Da fühlt sich unser kaputter Spiegel auf einmal wie eine komplette Lappalie an. Ärgerlich, aber führt nicht zum Reiseabbruch.


Traumstrand
Wir fahren mit den Rädern ein paar Kilometer südlich nach Knockvologan. Dort kann man dann zu verschiedenen Stränden wandern.

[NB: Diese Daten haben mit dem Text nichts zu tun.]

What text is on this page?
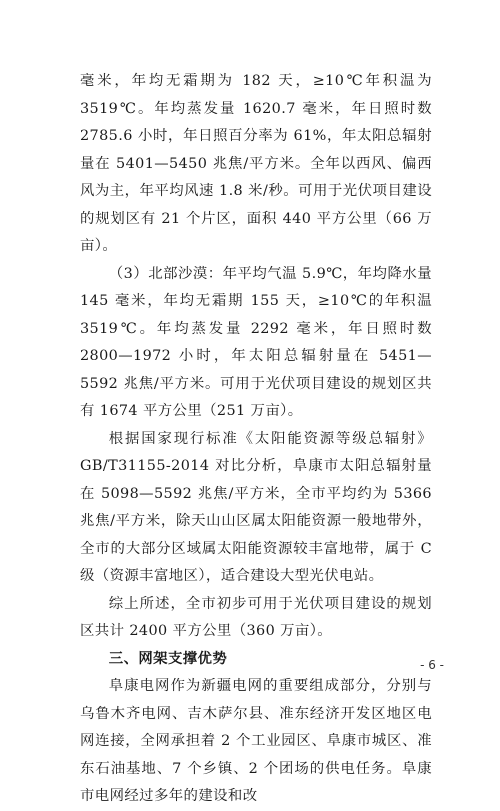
毫米，年均无霜期为 182 天，≥10℃年积温为 3519℃。年均蒸发量 1620.7 毫米，年日照时数 2785.6 小时，年日照百分率为 61%，年太阳总辐射量在 5401—5450 兆焦/平方米。全年以西风、偏西风为主，年平均风速 1.8 米/秒。可用于光伏项目建设的规划区有 21 个片区，面积 440 平方公里（66 万亩）。

（3）北部沙漠：年平均气温 5.9℃，年均降水量 145 毫米，年均无霜期 155 天，≥10℃的年积温 3519℃。年均蒸发量 2292 毫米，年日照时数 2800—1972 小时，年太阳总辐射量在 5451—5592 兆焦/平方米。可用于光伏项目建设的规划区共有 1674 平方公里（251 万亩）。

根据国家现行标准《太阳能资源等级总辐射》GB/T31155-2014 对比分析，阜康市太阳总辐射量在 5098—5592 兆焦/平方米，全市平均约为 5366 兆焦/平方米，除天山山区属太阳能资源一般地带外，全市的大部分区域属太阳能资源较丰富地带，属于 C 级（资源丰富地区），适合建设大型光伏电站。

综上所述，全市初步可用于光伏项目建设的规划区共计 2400 平方公里（360 万亩）。

三、网架支撑优势

阜康电网作为新疆电网的重要组成部分，分别与乌鲁木齐电网、吉木萨尔县、准东经济开发区地区电网连接，全网承担着 2 个工业园区、阜康市城区、准东石油基地、7 个乡镇、2 个团场的供电任务。阜康市电网经过多年的建设和改

- 6 -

Der Strand unterhalb der Farm sieht schon mal vielversprechend aus. Allerdings wird es mittlerweile traumatisch für uns, dass wir ahnen können, wie super türkis das Wasser hier bei Sonnenschein aussehen muss. Was wir bekommen, ist durch die graue Himmelssuppe aber nur ein müder Abklatsch von Spektakulär.

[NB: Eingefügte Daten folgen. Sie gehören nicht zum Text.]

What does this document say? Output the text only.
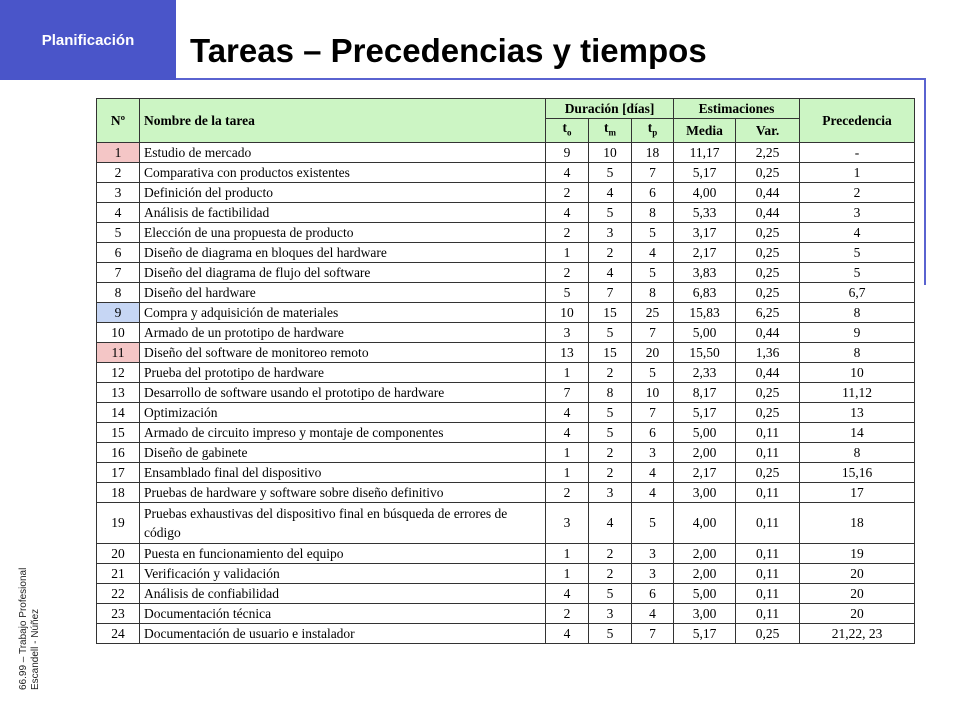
Planificación	Tareas – Precedencias y tiempos
66.99 – Trabajo Profesional Escandell - Núñez
Nº	Nombre de la tarea	Duración [días]			Estimaciones		Precedencia
		$t_o$	$t_m$	$t_p$	Media	Var.	
1	Estudio de mercado	9	10	18	11,17	2,25	-
2	Comparativa con productos existentes	4	5	7	5,17	0,25	1
3	Definición del producto	2	4	6	4,00	0,44	2
4	Análisis de factibilidad	4	5	8	5,33	0,44	3
5	Elección de una propuesta de producto	2	3	5	3,17	0,25	4
6	Diseño de diagrama en bloques del hardware	1	2	4	2,17	0,25	5
7	Diseño del diagrama de flujo del software	2	4	5	3,83	0,25	5
8	Diseño del hardware	5	7	8	6,83	0,25	6,7
9	Compra y adquisición de materiales	10	15	25	15,83	6,25	8
10	Armado de un prototipo de hardware	3	5	7	5,00	0,44	9
11	Diseño del software de monitoreo remoto	13	15	20	15,50	1,36	8
12	Prueba del prototipo de hardware	1	2	5	2,33	0,44	10
13	Desarrollo de software usando el prototipo de hardware	7	8	10	8,17	0,25	11,12
14	Optimización	4	5	7	5,17	0,25	13
15	Armado de circuito impreso y montaje de componentes	4	5	6	5,00	0,11	14
16	Diseño de gabinete	1	2	3	2,00	0,11	8
17	Ensamblado final del dispositivo	1	2	4	2,17	0,25	15,16
18	Pruebas de hardware y software sobre diseño definitivo	2	3	4	3,00	0,11	17
19	Pruebas exhaustivas del dispositivo final en búsqueda de errores de código	3	4	5	4,00	0,11	18
20	Puesta en funcionamiento del equipo	1	2	3	2,00	0,11	19
21	Verificación y validación	1	2	3	2,00	0,11	20
22	Análisis de confiabilidad	4	5	6	5,00	0,11	20
23	Documentación técnica	2	3	4	3,00	0,11	20
24	Documentación de usuario e instalador	4	5	7	5,17	0,25	21,22, 23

Nachdem wir an dieser ersten Bucht eine Mal- und Fotopause gemacht haben, gehen wir noch ein paar Schritte weiter. Hinter einem Hügel weitet sich die Landschaft schon etwas und man sieht eine Holzbank an einer Stelle stehen, an der man so etwas eigentlich schon nicht mehr erwarten würde.

Es stellt sich heraus, dass es eine Gedächtnisbank ist. Und als wir dann den Ausblick von dort erblicken, wissen wir auch, warum man sie dort aufgestellt hat. Das ist schon berechtigterweise ein Lieblingsausblick!



Da das Wetter stückweise üsseliger wird, kehren wir um und richten uns im Mannimobil gemütlich ein.